Электронная библиотека книг » Мстислав Толмачев » Такая долгая полярная ночь » Текст книги (страница 15)
Такая долгая полярная ночь
  • Текст добавлен: 26 сентября 2016, 15:31

Текст книги "Такая долгая полярная ночь"


Автор книги: Мстислав Толмачев



сообщить о нарушении

Текущая страница: 15 (всего у книги 20 страниц)

Глава 53

 
«Взволнован даже Авиценна,
И я искал всегда ответ:
За что жизнь человека так бесценна,
То есть – цены ей вовсе нет».
 
М. Толмачев

Я нередко задумывался, в чем причина человеческой жестокости ко всему живому и особенно человека к человеку. Безусловно, в условиях лагерей, где власть и исполнители ее воли никогда не проявляли гуманности, жестокость, беспощадность человекоподобных извергов по отношению к рабам-заключенным, увы, считалась как бы естественным порождением всей государственной системы. Но равнодушие и даже жестокость среди заключенных, проявляемые по отношению к таким же заключенным, я склонен объяснить с одной стороны – окаменелостью души, а с другой – нравственным оскудением человека.

И тогда доминирует лагерный принцип: «умри ты сегодня, а я – завтра». И чем дальше я усваивал принципы жизни в заключении, тем больше убеждался, что «человек человеку – волк». Конечно, это не вязалось с моими принципами жалости, сочувствия, сопереживания страданиям человека. Мать ли во мне это воспитала, а медицина добавила, или таким я родился – не знаю. Знаю лишь одно: только на злобу, жестокость и несправедливость надо реагировать действиями, далекими от гуманизма и христианского всепрощения.

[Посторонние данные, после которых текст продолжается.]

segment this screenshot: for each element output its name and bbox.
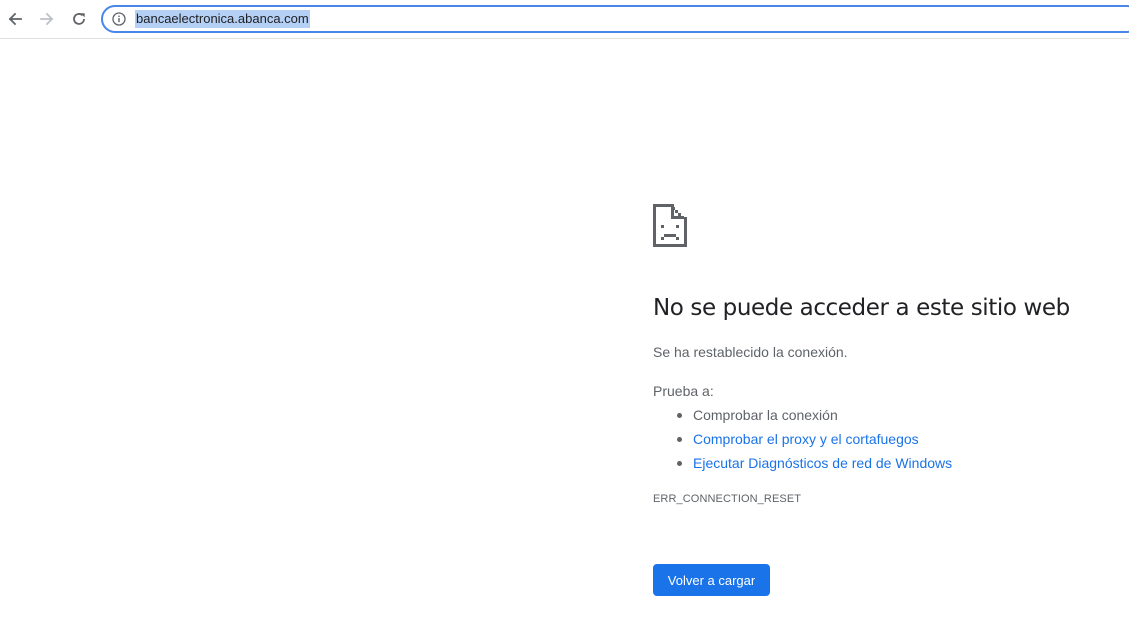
back-button[interactable] (2, 6, 28, 32)
address-bar[interactable]: bancaelectronica.abanca.com (101, 5, 1129, 33)
url-text[interactable]: bancaelectronica.abanca.com (135, 10, 310, 28)
suggestion-network-diagnostics: Ejecutar Diagnósticos de red de Windows (653, 453, 952, 477)
reload-button[interactable] (66, 6, 92, 32)
back-arrow-icon (8, 12, 22, 26)
suggestion-check-proxy-firewall: Comprobar el proxy y el cortafuegos (653, 429, 952, 453)
sad-document-icon (653, 204, 687, 247)
forward-arrow-icon (40, 12, 54, 26)
info-icon[interactable] (112, 12, 126, 26)
bullet (677, 437, 682, 442)
error-heading: No se puede acceder a este sitio web (653, 295, 1070, 321)
error-code: ERR_CONNECTION_RESET (653, 493, 802, 505)
suggestion-check-connection: Comprobar la conexión (653, 405, 952, 429)
browser-toolbar: bancaelectronica.abanca.com (0, 0, 1129, 39)
suggestion-label: Comprobar la conexión (693, 407, 838, 423)
bullet (677, 413, 682, 418)
reload-page-button[interactable]: Volver a cargar (653, 564, 770, 596)
reload-icon (73, 13, 85, 25)
error-subtext: Se ha restablecido la conexión. (653, 344, 848, 360)
try-label: Prueba a: (653, 383, 714, 399)
check-proxy-firewall-link[interactable]: Comprobar el proxy y el cortafuegos (693, 431, 919, 447)
suggestions-list: Comprobar la conexión Comprobar el proxy… (653, 405, 952, 477)
forward-button[interactable] (34, 6, 60, 32)
bullet (677, 461, 682, 466)
network-diagnostics-link[interactable]: Ejecutar Diagnósticos de red de Windows (693, 455, 952, 471)
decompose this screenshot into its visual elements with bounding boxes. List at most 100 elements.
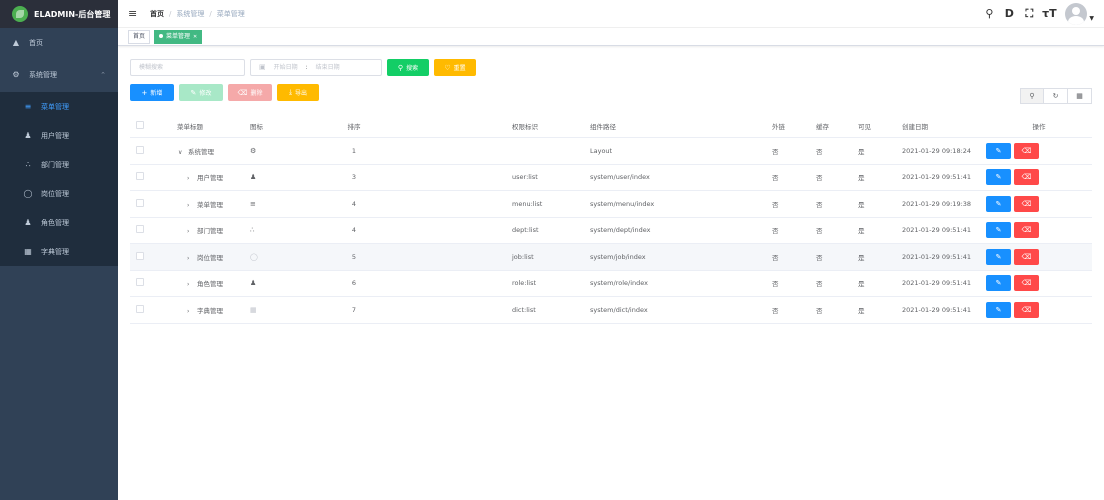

Помню, когда на 47 километре автотрассы Певек-прииск «Красноармейский» и «Южный» я заведовал медицинским участком, у меня в амбулаторных условиях погиб от инфекционного гепатита молодой заключенный парень. Автотрасса была задута пургой, отправить его в центральную лагерную больницу в Певек я не мог. И он умер. Я очень тяжело переживал смерть этого совершенно мне не знакомого человека. Бригадир-заключенный и члены бригады умершего восприняли смерть товарища равнодушно.

Вспоминаю, как летом на 47 км. с прииска «Красноармейский» пришли двое заключенных. Они самовольно ушли, направляясь в Певек, в главный «комендантский», я бы сказал, лагерь. Попросили в пекарне у заключенного пекаря хлеба. Тот им дал буханку. Тут их догнала охрана. Ведь их считали беглецами. Их повели пешком обратно на прииск. Но автомашины по трассе ходили, ведь было лето. Однако их повели пешком. Охранники вывели их из долины реки Милю-веем, где был расположен наш 47 км., на плоскогорье, и там их расстреляли из автомата. Нет предела злобе и жестокости твари, именуемой человеком!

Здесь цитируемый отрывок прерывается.